The great cabin. Bolitho stood just inside the door, his cocked hat wedged beneath one arm as he stared at the broad expanse of his captain’s domain.

  The cabin was splendid, and made further so by the huge stern windows which were so streaked with salt and dappled spray that in the grey dawn light they looked like those of a cathedral.

  Captain Beves Conway was sitting at a large desk, leafing slowly through a sheaf of papers. A mug of something hot was steaming by his elbow, and as the lantern above the desk swung this way and that Bolitho saw that he was already dressed in a clean shirt and breeches, and his blue coat with its broad white lapels was laid carefully on a bench seat, his hat and boat-cloak nearby. There was nothing about the man’s face or appearance to suggest he had just returned from the deck and the bitter wind.

  He looked up and studied Bolitho without expression.

  The captain said, “Name?”

  “Bolitho, sir.” His voice sounded different in the broad cabin.

  “Yes.”

  The captain half turned as his clerk entered the cabin by another small door. In the lamplight and the angled glow from the stern windows Beves Conway had an alert, intelligent profile, but his eyes were hard and gave nothing away.

  He was speaking curtly to Scroggs, his tone clipped, matter of fact, about things which Bolitho could only guess at.

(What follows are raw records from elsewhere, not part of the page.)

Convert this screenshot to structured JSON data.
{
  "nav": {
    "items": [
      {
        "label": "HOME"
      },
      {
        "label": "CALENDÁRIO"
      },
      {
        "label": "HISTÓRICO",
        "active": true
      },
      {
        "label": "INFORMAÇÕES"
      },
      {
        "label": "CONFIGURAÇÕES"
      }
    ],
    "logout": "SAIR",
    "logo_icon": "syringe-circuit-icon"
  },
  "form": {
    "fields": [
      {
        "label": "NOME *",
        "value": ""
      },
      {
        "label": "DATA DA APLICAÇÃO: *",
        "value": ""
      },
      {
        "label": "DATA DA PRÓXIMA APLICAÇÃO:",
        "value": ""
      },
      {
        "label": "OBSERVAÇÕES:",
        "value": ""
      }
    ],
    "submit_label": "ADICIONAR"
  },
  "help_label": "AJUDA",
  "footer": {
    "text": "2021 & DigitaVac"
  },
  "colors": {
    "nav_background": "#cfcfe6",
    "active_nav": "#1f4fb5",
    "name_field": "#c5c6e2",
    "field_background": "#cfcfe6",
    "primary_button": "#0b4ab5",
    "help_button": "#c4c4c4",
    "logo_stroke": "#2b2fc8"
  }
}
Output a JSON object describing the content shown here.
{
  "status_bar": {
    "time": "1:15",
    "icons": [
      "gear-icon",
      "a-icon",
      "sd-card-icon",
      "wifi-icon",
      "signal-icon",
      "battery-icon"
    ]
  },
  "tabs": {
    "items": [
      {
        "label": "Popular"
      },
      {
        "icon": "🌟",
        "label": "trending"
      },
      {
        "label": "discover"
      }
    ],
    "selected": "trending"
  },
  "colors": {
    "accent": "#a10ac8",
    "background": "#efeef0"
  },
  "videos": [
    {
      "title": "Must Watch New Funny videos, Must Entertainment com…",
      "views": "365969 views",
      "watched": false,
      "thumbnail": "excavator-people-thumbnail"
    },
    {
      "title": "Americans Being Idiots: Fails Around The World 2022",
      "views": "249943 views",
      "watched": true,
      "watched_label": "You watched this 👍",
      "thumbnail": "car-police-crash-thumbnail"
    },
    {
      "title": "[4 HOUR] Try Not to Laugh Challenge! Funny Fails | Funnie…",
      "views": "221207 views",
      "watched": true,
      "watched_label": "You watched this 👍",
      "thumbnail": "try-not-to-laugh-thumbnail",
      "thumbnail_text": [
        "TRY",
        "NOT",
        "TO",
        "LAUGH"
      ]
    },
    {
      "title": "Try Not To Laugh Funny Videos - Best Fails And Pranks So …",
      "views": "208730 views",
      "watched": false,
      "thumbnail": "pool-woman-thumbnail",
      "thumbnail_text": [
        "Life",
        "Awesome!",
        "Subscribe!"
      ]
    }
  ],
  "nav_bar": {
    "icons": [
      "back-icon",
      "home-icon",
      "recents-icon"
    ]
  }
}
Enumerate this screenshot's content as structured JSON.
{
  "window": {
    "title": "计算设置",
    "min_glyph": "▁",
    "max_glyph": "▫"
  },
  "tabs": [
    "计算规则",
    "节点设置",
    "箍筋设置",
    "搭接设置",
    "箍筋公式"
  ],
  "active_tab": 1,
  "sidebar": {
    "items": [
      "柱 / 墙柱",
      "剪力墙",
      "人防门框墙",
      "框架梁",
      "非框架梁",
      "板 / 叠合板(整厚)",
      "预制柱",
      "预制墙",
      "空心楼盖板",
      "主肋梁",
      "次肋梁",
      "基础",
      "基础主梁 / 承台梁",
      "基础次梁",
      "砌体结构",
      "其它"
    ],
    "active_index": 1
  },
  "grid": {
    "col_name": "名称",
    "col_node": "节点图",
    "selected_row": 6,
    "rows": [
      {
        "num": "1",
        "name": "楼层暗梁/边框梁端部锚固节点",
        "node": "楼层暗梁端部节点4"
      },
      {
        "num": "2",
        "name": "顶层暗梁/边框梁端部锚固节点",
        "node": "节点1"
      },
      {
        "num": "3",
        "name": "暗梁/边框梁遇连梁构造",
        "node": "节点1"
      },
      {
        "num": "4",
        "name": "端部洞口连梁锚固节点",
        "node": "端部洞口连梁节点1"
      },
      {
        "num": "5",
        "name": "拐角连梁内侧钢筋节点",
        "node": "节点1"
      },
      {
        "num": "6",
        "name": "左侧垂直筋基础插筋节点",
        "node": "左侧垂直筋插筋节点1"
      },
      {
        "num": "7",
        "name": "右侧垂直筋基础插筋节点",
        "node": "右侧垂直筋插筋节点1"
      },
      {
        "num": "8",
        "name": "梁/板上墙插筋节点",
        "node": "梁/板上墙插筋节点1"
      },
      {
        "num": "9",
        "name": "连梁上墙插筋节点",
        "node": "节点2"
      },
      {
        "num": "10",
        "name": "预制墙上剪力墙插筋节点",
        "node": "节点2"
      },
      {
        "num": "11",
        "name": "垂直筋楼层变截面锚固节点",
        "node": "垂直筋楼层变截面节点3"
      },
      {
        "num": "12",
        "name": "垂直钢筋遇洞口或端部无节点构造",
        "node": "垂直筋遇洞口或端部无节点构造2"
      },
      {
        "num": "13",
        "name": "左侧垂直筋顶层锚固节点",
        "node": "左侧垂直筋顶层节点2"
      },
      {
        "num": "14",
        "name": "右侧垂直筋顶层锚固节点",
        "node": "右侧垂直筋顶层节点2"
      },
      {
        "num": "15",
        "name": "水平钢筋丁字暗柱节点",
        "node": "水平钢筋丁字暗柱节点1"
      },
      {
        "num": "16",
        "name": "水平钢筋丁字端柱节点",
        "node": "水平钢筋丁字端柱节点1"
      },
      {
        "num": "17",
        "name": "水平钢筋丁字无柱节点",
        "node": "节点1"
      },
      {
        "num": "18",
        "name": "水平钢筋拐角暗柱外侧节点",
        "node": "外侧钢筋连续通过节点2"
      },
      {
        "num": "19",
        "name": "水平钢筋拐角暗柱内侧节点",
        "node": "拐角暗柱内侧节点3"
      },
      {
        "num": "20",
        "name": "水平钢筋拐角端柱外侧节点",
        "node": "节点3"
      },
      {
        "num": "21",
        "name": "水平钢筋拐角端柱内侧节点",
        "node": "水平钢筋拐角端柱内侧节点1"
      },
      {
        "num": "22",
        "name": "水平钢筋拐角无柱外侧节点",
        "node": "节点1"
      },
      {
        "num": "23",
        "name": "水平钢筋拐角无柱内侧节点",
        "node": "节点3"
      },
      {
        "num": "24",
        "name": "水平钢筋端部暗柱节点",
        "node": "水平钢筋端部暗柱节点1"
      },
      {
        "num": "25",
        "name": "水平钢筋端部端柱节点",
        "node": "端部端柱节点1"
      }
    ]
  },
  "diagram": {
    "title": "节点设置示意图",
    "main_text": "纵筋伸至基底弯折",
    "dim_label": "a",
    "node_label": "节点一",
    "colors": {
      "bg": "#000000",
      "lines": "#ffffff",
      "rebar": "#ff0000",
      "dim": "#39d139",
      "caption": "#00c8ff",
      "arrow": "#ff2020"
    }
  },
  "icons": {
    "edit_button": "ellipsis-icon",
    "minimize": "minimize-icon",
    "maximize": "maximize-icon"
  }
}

  He glanced to one side and saw himself for the first time in a long, gilt-framed mirror. No wonder the cabin servant had looked worried.

  Richard Bolitho was tall for his years, tall and slim, with hair so black that it made his tanned features seem pale. In his seagoing coat, one which he had bought eighteen months earlier and had all but grown out of, he looked more like a vagrant than a King’s officer.

  He realized with a start that the captain was speaking to him.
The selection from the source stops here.